Eindrücke von Reisen und Zeitreisen von Michael Freund.
“Hören wir auf, so zu tun, als hätten Europäer und Amerikaner eine gemeinsame
Weltsicht. Amerikaner sind vom Mars,
Europäer sind von der Venus.”
Robert Kagan, Policy Review
“Die Amerikanisierung von Europa ist
ein Mythos.”
Richard Pells, “Not like us”
Sie hatten sich, wie in den früheren Jahren, auf ihre Reisen gefreut: der Kunstkurator, der in Paris Händler und Leihgeber traf; das Ehepaar auf Herbsturlaub in der Bucht von Positano; die Dozentin, die mit Studenten in Dessau zusammentraf.
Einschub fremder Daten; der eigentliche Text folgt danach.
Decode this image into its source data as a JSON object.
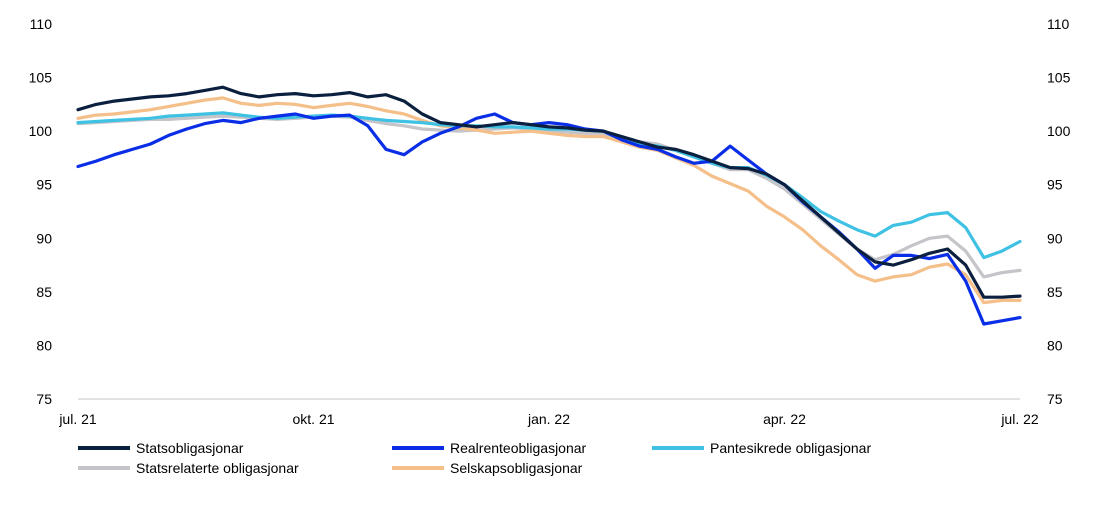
{
  "chart_data": {
    "type": "line",
    "title": "",
    "xlabel": "",
    "ylabel": "",
    "ylim": [
      75,
      110
    ],
    "y_ticks": [
      "75",
      "80",
      "85",
      "90",
      "95",
      "100",
      "105",
      "110"
    ],
    "x_tick_labels": [
      "jul. 21",
      "okt. 21",
      "jan. 22",
      "apr. 22",
      "jul. 22"
    ],
    "x_range_weeks": [
      0,
      52
    ],
    "y_axis_sides": "left and right",
    "grid": false,
    "legend_position": "bottom",
    "series": [
      {
        "name": "Statsobligasjonar",
        "color": "#0b1f3f",
        "points": [
          [
            0,
            102
          ],
          [
            1,
            102.5
          ],
          [
            2,
            102.8
          ],
          [
            3,
            103
          ],
          [
            4,
            103.2
          ],
          [
            5,
            103.3
          ],
          [
            6,
            103.5
          ],
          [
            7,
            103.8
          ],
          [
            8,
            104.1
          ],
          [
            9,
            103.5
          ],
          [
            10,
            103.2
          ],
          [
            11,
            103.4
          ],
          [
            12,
            103.5
          ],
          [
            13,
            103.3
          ],
          [
            14,
            103.4
          ],
          [
            15,
            103.6
          ],
          [
            16,
            103.2
          ],
          [
            17,
            103.4
          ],
          [
            18,
            102.8
          ],
          [
            19,
            101.6
          ],
          [
            20,
            100.8
          ],
          [
            21,
            100.6
          ],
          [
            22,
            100.4
          ],
          [
            23,
            100.6
          ],
          [
            24,
            100.8
          ],
          [
            25,
            100.6
          ],
          [
            26,
            100.4
          ],
          [
            27,
            100.3
          ],
          [
            28,
            100.1
          ],
          [
            29,
            100
          ],
          [
            30,
            99.5
          ],
          [
            31,
            99
          ],
          [
            32,
            98.5
          ],
          [
            33,
            98.3
          ],
          [
            34,
            97.8
          ],
          [
            35,
            97.2
          ],
          [
            36,
            96.6
          ],
          [
            37,
            96.5
          ],
          [
            38,
            96
          ],
          [
            39,
            95
          ],
          [
            40,
            93.5
          ],
          [
            41,
            92
          ],
          [
            42,
            90.5
          ],
          [
            43,
            89
          ],
          [
            44,
            87.8
          ],
          [
            45,
            87.5
          ],
          [
            46,
            88
          ],
          [
            47,
            88.6
          ],
          [
            48,
            89
          ],
          [
            49,
            87.5
          ],
          [
            50,
            84.5
          ],
          [
            51,
            84.5
          ],
          [
            52,
            84.6
          ]
        ]
      },
      {
        "name": "Realrenteobligasjonar",
        "color": "#0a2ee6",
        "points": [
          [
            0,
            96.7
          ],
          [
            1,
            97.2
          ],
          [
            2,
            97.8
          ],
          [
            3,
            98.3
          ],
          [
            4,
            98.8
          ],
          [
            5,
            99.6
          ],
          [
            6,
            100.2
          ],
          [
            7,
            100.7
          ],
          [
            8,
            101
          ],
          [
            9,
            100.8
          ],
          [
            10,
            101.2
          ],
          [
            11,
            101.4
          ],
          [
            12,
            101.6
          ],
          [
            13,
            101.2
          ],
          [
            14,
            101.4
          ],
          [
            15,
            101.5
          ],
          [
            16,
            100.5
          ],
          [
            17,
            98.3
          ],
          [
            18,
            97.8
          ],
          [
            19,
            99
          ],
          [
            20,
            99.8
          ],
          [
            21,
            100.4
          ],
          [
            22,
            101.2
          ],
          [
            23,
            101.6
          ],
          [
            24,
            100.8
          ],
          [
            25,
            100.6
          ],
          [
            26,
            100.8
          ],
          [
            27,
            100.6
          ],
          [
            28,
            100.2
          ],
          [
            29,
            100
          ],
          [
            30,
            99.2
          ],
          [
            31,
            98.6
          ],
          [
            32,
            98.3
          ],
          [
            33,
            97.6
          ],
          [
            34,
            97
          ],
          [
            35,
            97.2
          ],
          [
            36,
            98.6
          ],
          [
            37,
            97.3
          ],
          [
            38,
            96
          ],
          [
            39,
            95
          ],
          [
            40,
            93.4
          ],
          [
            41,
            92
          ],
          [
            42,
            90.6
          ],
          [
            43,
            89
          ],
          [
            44,
            87.2
          ],
          [
            45,
            88.4
          ],
          [
            46,
            88.4
          ],
          [
            47,
            88.1
          ],
          [
            48,
            88.5
          ],
          [
            49,
            86
          ],
          [
            50,
            82
          ],
          [
            51,
            82.3
          ],
          [
            52,
            82.6
          ]
        ]
      },
      {
        "name": "Pantesikrede obligasjonar",
        "color": "#3fc1e4",
        "points": [
          [
            0,
            100.8
          ],
          [
            1,
            100.9
          ],
          [
            2,
            101
          ],
          [
            3,
            101.1
          ],
          [
            4,
            101.2
          ],
          [
            5,
            101.4
          ],
          [
            6,
            101.5
          ],
          [
            7,
            101.6
          ],
          [
            8,
            101.7
          ],
          [
            9,
            101.5
          ],
          [
            10,
            101.3
          ],
          [
            11,
            101.2
          ],
          [
            12,
            101.3
          ],
          [
            13,
            101.4
          ],
          [
            14,
            101.5
          ],
          [
            15,
            101.4
          ],
          [
            16,
            101.2
          ],
          [
            17,
            101
          ],
          [
            18,
            100.9
          ],
          [
            19,
            100.8
          ],
          [
            20,
            100.6
          ],
          [
            21,
            100.5
          ],
          [
            22,
            100.5
          ],
          [
            23,
            100.4
          ],
          [
            24,
            100.4
          ],
          [
            25,
            100.3
          ],
          [
            26,
            100.2
          ],
          [
            27,
            100.2
          ],
          [
            28,
            100.1
          ],
          [
            29,
            100
          ],
          [
            30,
            99.3
          ],
          [
            31,
            98.8
          ],
          [
            32,
            98.6
          ],
          [
            33,
            98.2
          ],
          [
            34,
            97.6
          ],
          [
            35,
            97
          ],
          [
            36,
            96.6
          ],
          [
            37,
            96.6
          ],
          [
            38,
            95.9
          ],
          [
            39,
            95
          ],
          [
            40,
            93.8
          ],
          [
            41,
            92.5
          ],
          [
            42,
            91.6
          ],
          [
            43,
            90.8
          ],
          [
            44,
            90.2
          ],
          [
            45,
            91.2
          ],
          [
            46,
            91.5
          ],
          [
            47,
            92.2
          ],
          [
            48,
            92.4
          ],
          [
            49,
            91
          ],
          [
            50,
            88.2
          ],
          [
            51,
            88.8
          ],
          [
            52,
            89.7
          ]
        ]
      },
      {
        "name": "Statsrelaterte obligasjonar",
        "color": "#c4c4c9",
        "points": [
          [
            0,
            100.7
          ],
          [
            1,
            100.8
          ],
          [
            2,
            100.9
          ],
          [
            3,
            101
          ],
          [
            4,
            101.1
          ],
          [
            5,
            101.1
          ],
          [
            6,
            101.2
          ],
          [
            7,
            101.3
          ],
          [
            8,
            101.4
          ],
          [
            9,
            101.3
          ],
          [
            10,
            101.2
          ],
          [
            11,
            101.1
          ],
          [
            12,
            101.2
          ],
          [
            13,
            101.3
          ],
          [
            14,
            101.4
          ],
          [
            15,
            101.3
          ],
          [
            16,
            101
          ],
          [
            17,
            100.7
          ],
          [
            18,
            100.5
          ],
          [
            19,
            100.2
          ],
          [
            20,
            100.1
          ],
          [
            21,
            100
          ],
          [
            22,
            100.1
          ],
          [
            23,
            100.2
          ],
          [
            24,
            100.3
          ],
          [
            25,
            100.2
          ],
          [
            26,
            100
          ],
          [
            27,
            99.9
          ],
          [
            28,
            99.8
          ],
          [
            29,
            99.8
          ],
          [
            30,
            99.3
          ],
          [
            31,
            99
          ],
          [
            32,
            98.8
          ],
          [
            33,
            98.2
          ],
          [
            34,
            97.6
          ],
          [
            35,
            97
          ],
          [
            36,
            96.4
          ],
          [
            37,
            96.4
          ],
          [
            38,
            95.6
          ],
          [
            39,
            94.6
          ],
          [
            40,
            93.2
          ],
          [
            41,
            91.8
          ],
          [
            42,
            90.4
          ],
          [
            43,
            89
          ],
          [
            44,
            88
          ],
          [
            45,
            88.5
          ],
          [
            46,
            89.3
          ],
          [
            47,
            90
          ],
          [
            48,
            90.2
          ],
          [
            49,
            88.8
          ],
          [
            50,
            86.4
          ],
          [
            51,
            86.8
          ],
          [
            52,
            87
          ]
        ]
      },
      {
        "name": "Selskapsobligasjonar",
        "color": "#f5bf8a",
        "points": [
          [
            0,
            101.2
          ],
          [
            1,
            101.5
          ],
          [
            2,
            101.6
          ],
          [
            3,
            101.8
          ],
          [
            4,
            102
          ],
          [
            5,
            102.3
          ],
          [
            6,
            102.6
          ],
          [
            7,
            102.9
          ],
          [
            8,
            103.1
          ],
          [
            9,
            102.6
          ],
          [
            10,
            102.4
          ],
          [
            11,
            102.6
          ],
          [
            12,
            102.5
          ],
          [
            13,
            102.2
          ],
          [
            14,
            102.4
          ],
          [
            15,
            102.6
          ],
          [
            16,
            102.3
          ],
          [
            17,
            101.9
          ],
          [
            18,
            101.6
          ],
          [
            19,
            101
          ],
          [
            20,
            100.5
          ],
          [
            21,
            100.3
          ],
          [
            22,
            100.1
          ],
          [
            23,
            99.8
          ],
          [
            24,
            99.9
          ],
          [
            25,
            100
          ],
          [
            26,
            99.8
          ],
          [
            27,
            99.6
          ],
          [
            28,
            99.5
          ],
          [
            29,
            99.5
          ],
          [
            30,
            99
          ],
          [
            31,
            98.5
          ],
          [
            32,
            98.2
          ],
          [
            33,
            97.5
          ],
          [
            34,
            96.8
          ],
          [
            35,
            95.8
          ],
          [
            36,
            95.1
          ],
          [
            37,
            94.4
          ],
          [
            38,
            93
          ],
          [
            39,
            92
          ],
          [
            40,
            90.8
          ],
          [
            41,
            89.3
          ],
          [
            42,
            88
          ],
          [
            43,
            86.6
          ],
          [
            44,
            86
          ],
          [
            45,
            86.4
          ],
          [
            46,
            86.6
          ],
          [
            47,
            87.3
          ],
          [
            48,
            87.6
          ],
          [
            49,
            86.6
          ],
          [
            50,
            84
          ],
          [
            51,
            84.2
          ],
          [
            52,
            84.2
          ]
        ]
      }
    ]
  }
}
Doch statt Leihgaben, schöner Erinnerungen und freundlichem Gedankenaustausch nahmen sie eine ernüchternde Erfahrung mit auf den Heimflug – in den Worten des Kurators: “So viel Feindseligkeit gegenüber Amerikanern habe ich noch nie erlebt.” Und das ein knappes Jahr nach dem 11.
September.
Ihre Reiseerzählungen bestätigen nur, was man im Alltag da wie dort
feststellen kann, was die Regierungssprecher verbreiten oder durch Dementis verstärken, was Ausrutscher auf so genannter höchster, daher immer wieder tiefster Ebene bedeuten und was keine zufällige Marotte oder schwankende intellektuelle Satisfaktionsfähigkeit des einen oder anderen Staatsmannes, vielmehr eine lang schwelende Entwicklung ist: Die Beziehungen zwischen den USA und Europa stecken in der Krise.
Davon ist zwar schon länger die Rede – seit dem Ende des Kalten Krieges in Andeutungen, offen und unumwunden seit Bushs angekündigtem Feldzug. Doch langsam erst wird deutlich, wie tief und wie weit die Unterschiede reichen. Die Kontinente driften auseinander, der Atlantik wird breiter. Die auf Dank, Hilfeleistung und militärischem Beistand aufgebaute und durch
wirtschaftliche Erfolge bestätigte transatlantische Beziehung schien für alle Zeiten zementiert. Als der Fall der Berliner Mauer bereits den Keim einer neuen Entwicklung in sich trug, argumentierte Francis Fukuyama noch (erinnern wir uns? Äonen ist es her!), dass “Das Ende der Geschichte” gekommen sei, dass freie Märkte und liberale Demokratien eine weitere Entwicklung überflüssig machten.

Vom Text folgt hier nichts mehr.